Release DetailsLABEL N/A
RELEASED ON 10/1/2006
From The Ashes
posted on 1/2007 By:
From the Ashes comes to you from Fort Lauderdale, Florida, and the band makes no attempt at hiding the fact that their plan is to break through into mainstream music. Led by vocalist/lead guitarist Matt Wilkof, this release is a sumptuously thrown together riff fest that boasts of guitar work screaming loud and proud with catchiness and hook. Anything from thrashy gallops to some punchy chunks, to some speedier picking patterns that flow along with some well-played and energetic double kick. Addictive melodic interchanges are heavily used to help the songs transition from part to part, and they're beautifully placed throughout the album’s entirety. The refreshing taste within the lead work definitely shows a sense of someone trying to bring simple yet very effectual melodic tones to the limelight, but they also hold an aspect of flare, proving Wilkof is a student of the axe. Also prevalent are many moments that flaunt some nice acoustic work – including a couple of ballads that cry for the airwaves and really add a sense of variety to the album as a whole.

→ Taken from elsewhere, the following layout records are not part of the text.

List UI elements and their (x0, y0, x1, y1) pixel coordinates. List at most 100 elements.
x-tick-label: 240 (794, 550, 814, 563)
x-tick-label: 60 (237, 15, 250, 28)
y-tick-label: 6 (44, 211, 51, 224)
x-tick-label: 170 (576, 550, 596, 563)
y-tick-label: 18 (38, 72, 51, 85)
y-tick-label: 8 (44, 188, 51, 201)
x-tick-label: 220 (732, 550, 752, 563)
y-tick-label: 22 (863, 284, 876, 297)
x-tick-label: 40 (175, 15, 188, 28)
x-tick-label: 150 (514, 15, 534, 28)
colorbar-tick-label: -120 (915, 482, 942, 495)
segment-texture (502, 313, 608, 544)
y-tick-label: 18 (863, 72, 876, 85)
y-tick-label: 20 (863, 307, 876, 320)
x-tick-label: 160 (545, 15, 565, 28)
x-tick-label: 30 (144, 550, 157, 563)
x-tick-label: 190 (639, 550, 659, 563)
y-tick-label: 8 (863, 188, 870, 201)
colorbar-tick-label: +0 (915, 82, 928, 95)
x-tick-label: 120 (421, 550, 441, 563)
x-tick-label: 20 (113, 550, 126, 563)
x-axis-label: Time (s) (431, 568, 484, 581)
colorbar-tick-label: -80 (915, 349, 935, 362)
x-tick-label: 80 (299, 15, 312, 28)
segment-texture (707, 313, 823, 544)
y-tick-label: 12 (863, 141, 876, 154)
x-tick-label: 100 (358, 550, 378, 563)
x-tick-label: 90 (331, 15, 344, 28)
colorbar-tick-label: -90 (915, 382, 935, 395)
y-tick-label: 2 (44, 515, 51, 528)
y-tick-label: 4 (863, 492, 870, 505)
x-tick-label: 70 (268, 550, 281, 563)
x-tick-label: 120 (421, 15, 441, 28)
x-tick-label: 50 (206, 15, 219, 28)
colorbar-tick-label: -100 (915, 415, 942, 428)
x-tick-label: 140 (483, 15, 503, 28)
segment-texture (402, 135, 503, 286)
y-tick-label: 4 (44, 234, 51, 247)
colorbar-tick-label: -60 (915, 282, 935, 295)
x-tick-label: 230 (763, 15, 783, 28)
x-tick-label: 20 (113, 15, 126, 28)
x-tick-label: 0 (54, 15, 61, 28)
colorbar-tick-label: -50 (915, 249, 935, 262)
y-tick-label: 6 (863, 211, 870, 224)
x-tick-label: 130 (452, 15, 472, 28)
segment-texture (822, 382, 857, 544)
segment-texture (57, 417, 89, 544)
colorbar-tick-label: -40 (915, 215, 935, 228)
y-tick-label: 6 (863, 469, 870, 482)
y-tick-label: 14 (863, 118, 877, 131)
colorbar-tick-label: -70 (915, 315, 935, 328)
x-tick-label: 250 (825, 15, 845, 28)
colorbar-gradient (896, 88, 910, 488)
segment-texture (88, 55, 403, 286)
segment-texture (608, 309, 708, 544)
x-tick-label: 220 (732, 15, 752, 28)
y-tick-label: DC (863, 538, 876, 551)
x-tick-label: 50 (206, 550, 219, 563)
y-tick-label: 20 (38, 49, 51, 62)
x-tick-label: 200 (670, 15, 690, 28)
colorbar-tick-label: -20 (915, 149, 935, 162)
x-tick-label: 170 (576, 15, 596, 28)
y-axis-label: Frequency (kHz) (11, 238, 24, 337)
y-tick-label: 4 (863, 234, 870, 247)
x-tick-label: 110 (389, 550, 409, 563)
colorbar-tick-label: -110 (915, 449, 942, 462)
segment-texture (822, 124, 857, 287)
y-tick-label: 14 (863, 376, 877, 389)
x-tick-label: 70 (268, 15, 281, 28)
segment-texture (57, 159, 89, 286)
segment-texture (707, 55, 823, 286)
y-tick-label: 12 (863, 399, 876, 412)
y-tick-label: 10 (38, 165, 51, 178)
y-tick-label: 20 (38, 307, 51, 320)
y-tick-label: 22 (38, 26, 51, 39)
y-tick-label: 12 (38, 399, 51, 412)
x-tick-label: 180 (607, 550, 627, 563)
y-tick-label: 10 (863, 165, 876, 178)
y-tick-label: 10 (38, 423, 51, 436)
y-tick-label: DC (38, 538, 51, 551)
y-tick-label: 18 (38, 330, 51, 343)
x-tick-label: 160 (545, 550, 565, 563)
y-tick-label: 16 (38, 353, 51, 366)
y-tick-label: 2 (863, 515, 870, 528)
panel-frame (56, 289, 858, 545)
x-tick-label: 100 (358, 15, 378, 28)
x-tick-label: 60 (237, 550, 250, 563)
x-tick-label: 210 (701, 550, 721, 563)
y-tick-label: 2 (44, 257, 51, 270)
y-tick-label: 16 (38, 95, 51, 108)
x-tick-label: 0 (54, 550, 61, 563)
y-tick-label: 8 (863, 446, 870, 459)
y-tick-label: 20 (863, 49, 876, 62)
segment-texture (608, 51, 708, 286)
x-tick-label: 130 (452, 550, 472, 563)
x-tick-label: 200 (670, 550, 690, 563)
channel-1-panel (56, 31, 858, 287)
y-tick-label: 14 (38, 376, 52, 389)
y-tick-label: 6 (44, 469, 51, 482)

Wilkof’s vocals are undoubtedly as impressive as his axe work. What I’m hearing is a style that mixes the grittiness of a Rob Flynn (Machine Head), sprinkled with a pinch of Chris Cornell's higher pitched croon (Audioslave, ex-Soundgarden) and a dash of latter day Russ Anderson (Forbidden's Green-era). But to leave it at that would be an insult, as the end result is fresh to the ear and will surely please fans that are fed up with the cookie cutter growls all the time. To be frank, the boy can sing, and he sings well. The rhythm department is brought forth by the tight drumming of Angel Hernandez and competent bass work of Das Hass. Their tenacious connection suits the songs well by showing off enough flavor to give the songs the necessary backbone, yet they don't take anything away from the album’s strongest facets – the riffs and the vocals. But you’d damn well better make sure and turn your bass knob down a tad before you press play, because the low end thump is sure to rattle anything not locked down in your listening area.
All in all there are some pretty decent songs to be heard on Awakened with only a few stinkers, and this is a fine metal album that teeters on the edge of where the underground and mainstream conjoin. From the Ashes have made quite a splendid attempt at writing a hook snaring album that, while it may be a bit too heavy for the radio, is as easily digestible as anything heard on your FM dial. But at the end of the day the album still has enough underground bite to please fans like me who avoid FM radio like the plague. Listeners of Machine Head, Non-Point, and even Disturbed will enjoy this quite a bit.